Inicialmente usados em igrejas para ilustrar cenas bíblicas, os vitrais assumiram função evangelizadora durante a expansão do catolicismo. “Eram livros de luz, o efeito da luz solar no vitral ajudava a sensibilizar o espírito”, comenta Antônio Sarasá. “É uma arte que passa por momentos de sombra, como no período barroco, e de luz, como na belle époque. Hoje, não há produção artística de vitral”, declara.
Os 15 vitrais da ACP, depois de restaurados, terão uma proteção de vidro contra sujeira e ventania. “Também vamos criar caixilhos para 13 peças que estavam encaixadas direto na parede”, diz Magda Rosa. “Vitrais, naturalmente, são presos a caixilhos que dão estabilidade e auxiliam a distribuir o peso da peça. Isso dá uma resistência maior e evita que a vidraça comece a criar barriga (entortar). Esses caixilhos é que são fixados na parede”, explica.

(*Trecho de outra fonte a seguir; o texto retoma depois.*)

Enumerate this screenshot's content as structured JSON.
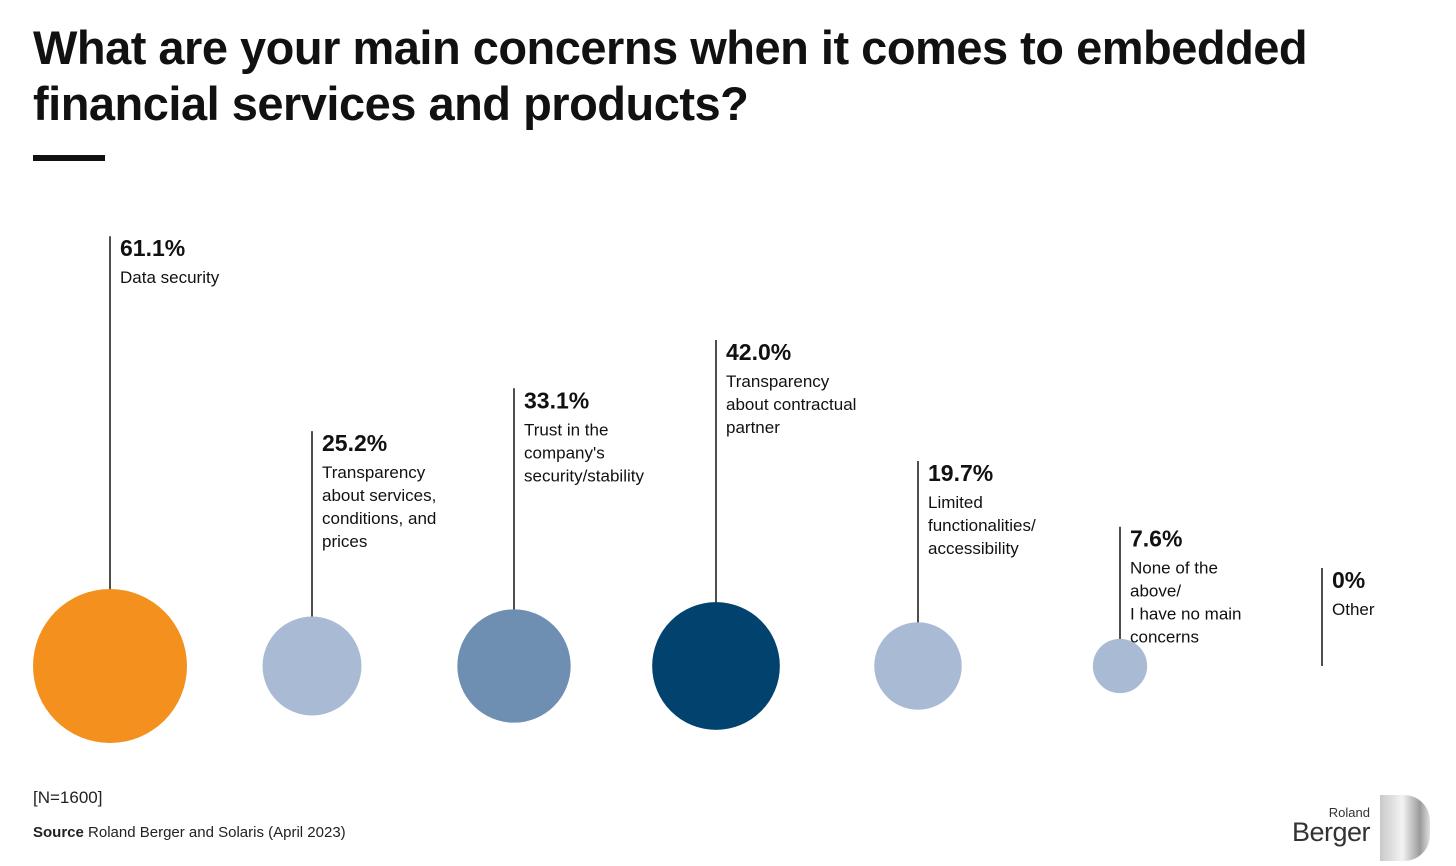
{
  "title": "What are your main concerns when it comes to embedded financial services and products?",
  "sample_note": "[N=1600]",
  "source": {
    "label": "Source",
    "text": "Roland Berger and Solaris (April 2023)"
  },
  "logo": {
    "line1": "Roland",
    "line2": "Berger"
  },
  "colors": {
    "orange": "#F4901E",
    "light_blue": "#A9BAD4",
    "mid_blue": "#6F8FB2",
    "navy": "#01426E"
  },
  "chart_data": {
    "type": "bubble",
    "unit": "%",
    "items": [
      {
        "value": 61.1,
        "value_label": "61.1%",
        "label_lines": [
          "Data security"
        ],
        "color": "#F4901E"
      },
      {
        "value": 25.2,
        "value_label": "25.2%",
        "label_lines": [
          "Transparency",
          "about services,",
          "conditions, and",
          "prices"
        ],
        "color": "#A9BAD4"
      },
      {
        "value": 33.1,
        "value_label": "33.1%",
        "label_lines": [
          "Trust in the",
          "company's",
          "security/stability"
        ],
        "color": "#6F8FB2"
      },
      {
        "value": 42.0,
        "value_label": "42.0%",
        "label_lines": [
          "Transparency",
          "about contractual",
          "partner"
        ],
        "color": "#01426E"
      },
      {
        "value": 19.7,
        "value_label": "19.7%",
        "label_lines": [
          "Limited",
          "functionalities/",
          "accessibility"
        ],
        "color": "#A9BAD4"
      },
      {
        "value": 7.6,
        "value_label": "7.6%",
        "label_lines": [
          "None of the",
          "above/",
          "I have no main",
          "concerns"
        ],
        "color": "#A9BAD4"
      },
      {
        "value": 0,
        "value_label": "0%",
        "label_lines": [
          "Other"
        ],
        "color": "#A9BAD4"
      }
    ]
  }
}
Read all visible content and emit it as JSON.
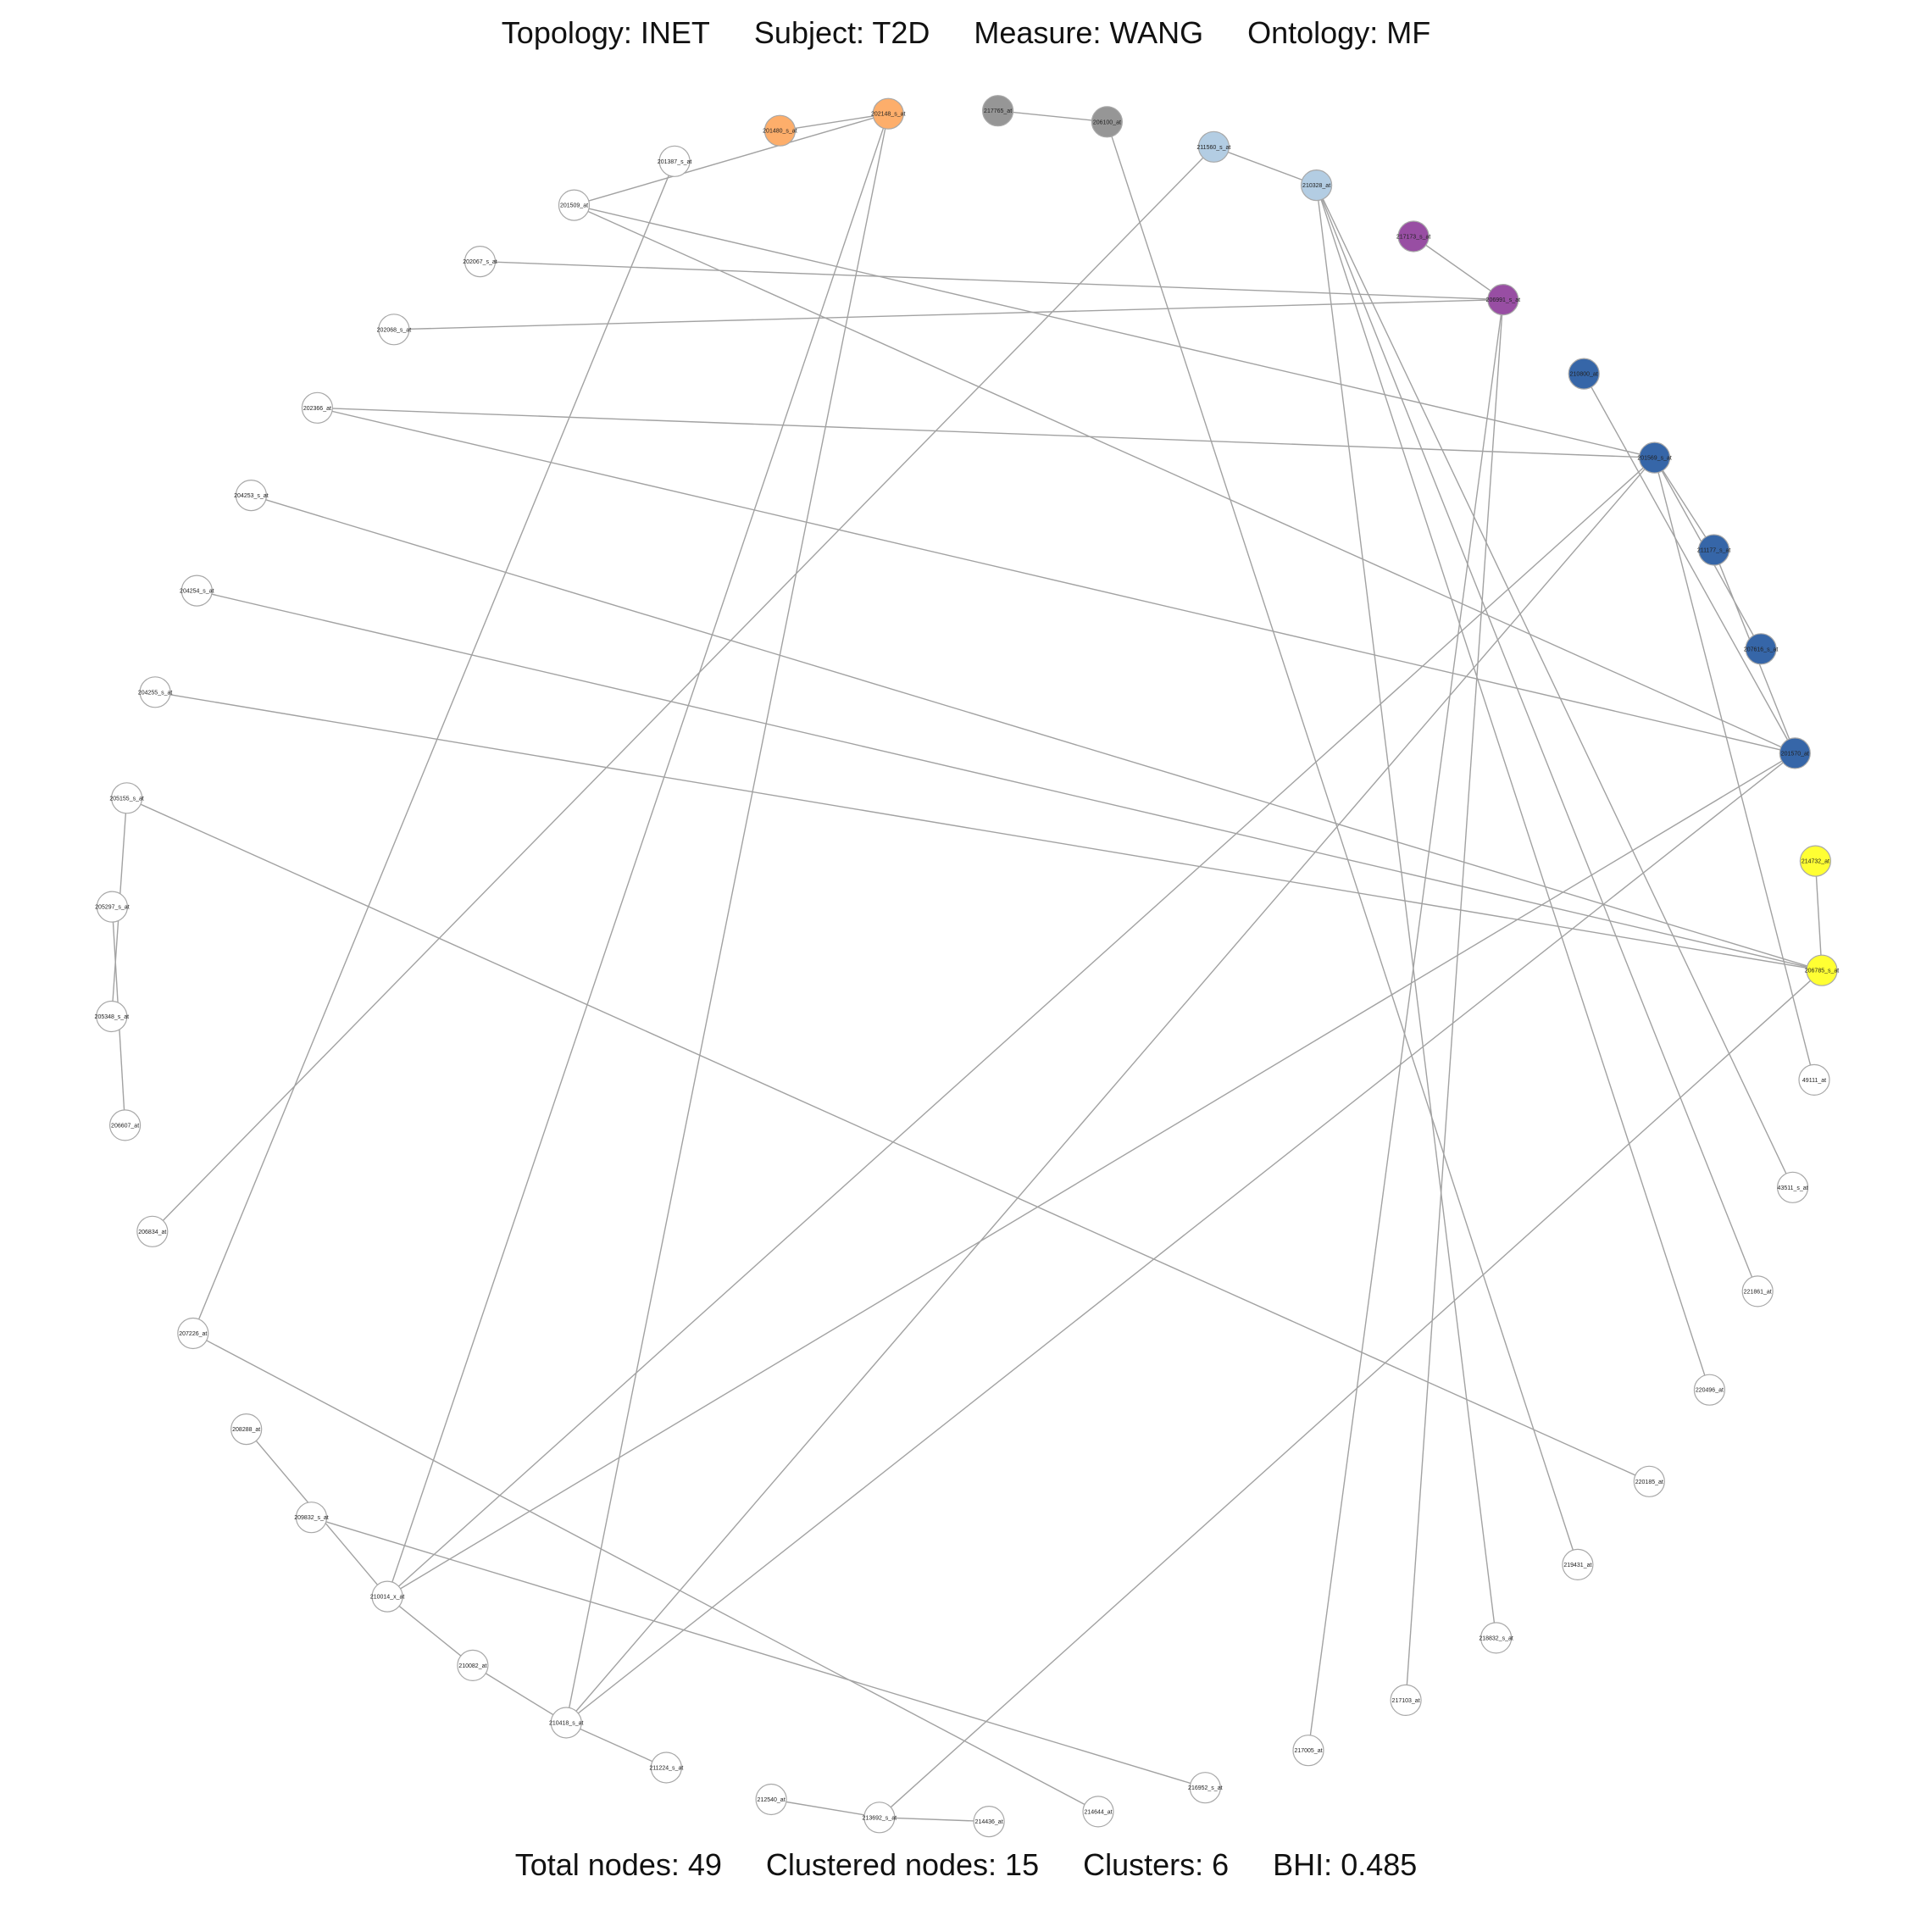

Orçado em R$ 109 mil, o projeto foi apresentado pela Associação Amigos do Museu da Cidade do Recife e aprovado pelo Fundo Pernambucano de Incentivo à Cultura (Funcultura), informa a coordenadora-geral, Dora Dimenstein. A iniciativa faz parte do programa Museu fora de Portas. “Estamos contribuindo com a restauração de monumentos do Recife, é importante e esperamos apresentar outros projetos”, afirma Betânia Corrêa de Araújo, diretora do Museu da Cidade.